I would likewise agree with Allan’s criticism of The Dog Stars as an inconsistent novel.  Its pieces are splayed out on the page but do not seem joined into an organic whole.  The umbrella view is natural enough, but the pieces it’s divided into do not always jive.  For example, the main character survives a handful of attempts by bandits and raiders to rob and kill him, something which the nine years living alone at the airport have made him relatively calloused to, yet in a pivotal scene, he survives a pot shot from an old man and suddenly awakens to the ‘meaning ‘of life’.  These and other small contradictions serve to erode a good portion of the novel’s integrity.

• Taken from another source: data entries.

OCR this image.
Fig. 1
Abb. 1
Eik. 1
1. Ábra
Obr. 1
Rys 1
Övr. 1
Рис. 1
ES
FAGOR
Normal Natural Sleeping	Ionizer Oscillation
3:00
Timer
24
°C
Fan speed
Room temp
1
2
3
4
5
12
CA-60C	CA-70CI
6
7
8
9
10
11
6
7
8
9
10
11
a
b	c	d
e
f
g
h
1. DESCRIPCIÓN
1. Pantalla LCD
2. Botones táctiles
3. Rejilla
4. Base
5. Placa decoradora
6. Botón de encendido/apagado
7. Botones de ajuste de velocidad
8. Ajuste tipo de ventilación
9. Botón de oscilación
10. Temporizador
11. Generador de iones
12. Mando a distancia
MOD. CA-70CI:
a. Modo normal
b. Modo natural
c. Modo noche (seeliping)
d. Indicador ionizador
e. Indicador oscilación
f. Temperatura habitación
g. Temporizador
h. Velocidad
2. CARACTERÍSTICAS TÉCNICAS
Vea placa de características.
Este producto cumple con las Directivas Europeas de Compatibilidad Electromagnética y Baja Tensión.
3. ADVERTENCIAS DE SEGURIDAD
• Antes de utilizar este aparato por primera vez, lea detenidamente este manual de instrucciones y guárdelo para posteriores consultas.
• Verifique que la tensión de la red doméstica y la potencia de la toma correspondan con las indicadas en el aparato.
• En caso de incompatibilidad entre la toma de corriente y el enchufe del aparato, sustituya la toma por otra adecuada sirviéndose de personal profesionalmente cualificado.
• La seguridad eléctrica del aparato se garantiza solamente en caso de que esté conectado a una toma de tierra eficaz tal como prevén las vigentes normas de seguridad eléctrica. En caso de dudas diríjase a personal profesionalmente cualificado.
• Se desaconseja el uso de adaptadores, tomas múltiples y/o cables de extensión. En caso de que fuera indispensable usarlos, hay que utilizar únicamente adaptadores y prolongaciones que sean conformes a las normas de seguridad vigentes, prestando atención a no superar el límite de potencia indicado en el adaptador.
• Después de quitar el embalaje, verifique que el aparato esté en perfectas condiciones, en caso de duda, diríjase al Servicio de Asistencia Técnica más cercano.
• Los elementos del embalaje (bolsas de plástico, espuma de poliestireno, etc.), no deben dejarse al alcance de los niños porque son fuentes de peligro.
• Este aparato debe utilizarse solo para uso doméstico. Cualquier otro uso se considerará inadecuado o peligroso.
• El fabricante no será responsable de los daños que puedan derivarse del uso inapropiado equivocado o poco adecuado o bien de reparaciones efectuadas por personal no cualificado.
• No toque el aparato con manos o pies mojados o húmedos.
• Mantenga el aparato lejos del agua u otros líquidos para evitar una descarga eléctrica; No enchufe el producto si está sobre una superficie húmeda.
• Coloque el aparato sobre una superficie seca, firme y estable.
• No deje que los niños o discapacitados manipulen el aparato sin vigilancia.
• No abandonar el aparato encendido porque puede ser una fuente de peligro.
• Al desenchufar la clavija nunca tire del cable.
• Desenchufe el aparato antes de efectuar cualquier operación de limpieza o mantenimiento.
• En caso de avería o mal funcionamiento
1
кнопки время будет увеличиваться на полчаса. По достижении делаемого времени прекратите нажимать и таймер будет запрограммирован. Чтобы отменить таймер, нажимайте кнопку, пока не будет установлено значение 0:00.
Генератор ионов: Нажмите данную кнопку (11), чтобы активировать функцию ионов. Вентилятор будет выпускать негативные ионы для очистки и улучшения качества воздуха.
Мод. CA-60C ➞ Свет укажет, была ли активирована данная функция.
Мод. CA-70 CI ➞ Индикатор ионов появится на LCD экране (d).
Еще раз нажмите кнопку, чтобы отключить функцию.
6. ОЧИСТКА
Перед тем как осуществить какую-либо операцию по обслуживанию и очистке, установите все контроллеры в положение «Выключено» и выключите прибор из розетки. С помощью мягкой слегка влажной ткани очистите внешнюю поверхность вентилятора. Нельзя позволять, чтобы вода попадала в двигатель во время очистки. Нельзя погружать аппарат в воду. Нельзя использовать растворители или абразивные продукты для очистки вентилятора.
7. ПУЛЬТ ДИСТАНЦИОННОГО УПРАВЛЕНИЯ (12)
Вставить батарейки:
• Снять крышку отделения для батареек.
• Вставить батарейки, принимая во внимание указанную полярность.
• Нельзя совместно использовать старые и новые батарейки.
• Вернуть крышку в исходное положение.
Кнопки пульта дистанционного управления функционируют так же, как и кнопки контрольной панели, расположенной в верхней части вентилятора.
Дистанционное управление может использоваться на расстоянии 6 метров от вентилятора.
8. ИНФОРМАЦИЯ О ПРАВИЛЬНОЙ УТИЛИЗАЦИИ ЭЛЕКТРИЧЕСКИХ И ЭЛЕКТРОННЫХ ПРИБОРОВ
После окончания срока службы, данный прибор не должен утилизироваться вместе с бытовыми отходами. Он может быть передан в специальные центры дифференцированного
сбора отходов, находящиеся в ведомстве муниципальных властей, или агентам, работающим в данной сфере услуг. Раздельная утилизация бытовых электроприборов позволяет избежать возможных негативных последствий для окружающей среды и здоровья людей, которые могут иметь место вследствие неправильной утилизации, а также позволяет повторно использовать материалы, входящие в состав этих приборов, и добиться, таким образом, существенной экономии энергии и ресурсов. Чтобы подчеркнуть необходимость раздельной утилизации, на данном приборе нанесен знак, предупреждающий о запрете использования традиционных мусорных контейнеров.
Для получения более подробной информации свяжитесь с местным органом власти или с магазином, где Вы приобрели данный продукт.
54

All that being said, The Dog Stars can be satisfying if approached as escapist entertainment.  Heller captures the grittier, personal side of the post-apocalpse yet in a fashion that is not in your face like a lot of today’s post-ap fic. I would add the ruminative, pastoral scenes with Hig hunting or fishing are well done.  For readers who enjoyed Andy Weir’s The Martian, there is a good chance they will also enjoy The Dog Stars.  Possessing a similar can-do spirit, alone, in almost impossible conditions, both are feel-good stories that feature a tough-minded hero see his way through adversity.  Heller’s sense of style is more tightly attuned than Weir’s, but I’m not sure his novel achieves more in terms of theme or ambition, as both are far more entertainment-oriented than anything else. Heller bent on implementing a Hemingway-esque narrative in a post-apocalyptic scenario, he succeeds at delivering the drama (sometimes melo-), but is less successful in execution.  Scene selection does not always adhere to a fully integrated outline and the prose is at times pretentious in its desire to be mnml.  Take that as it is.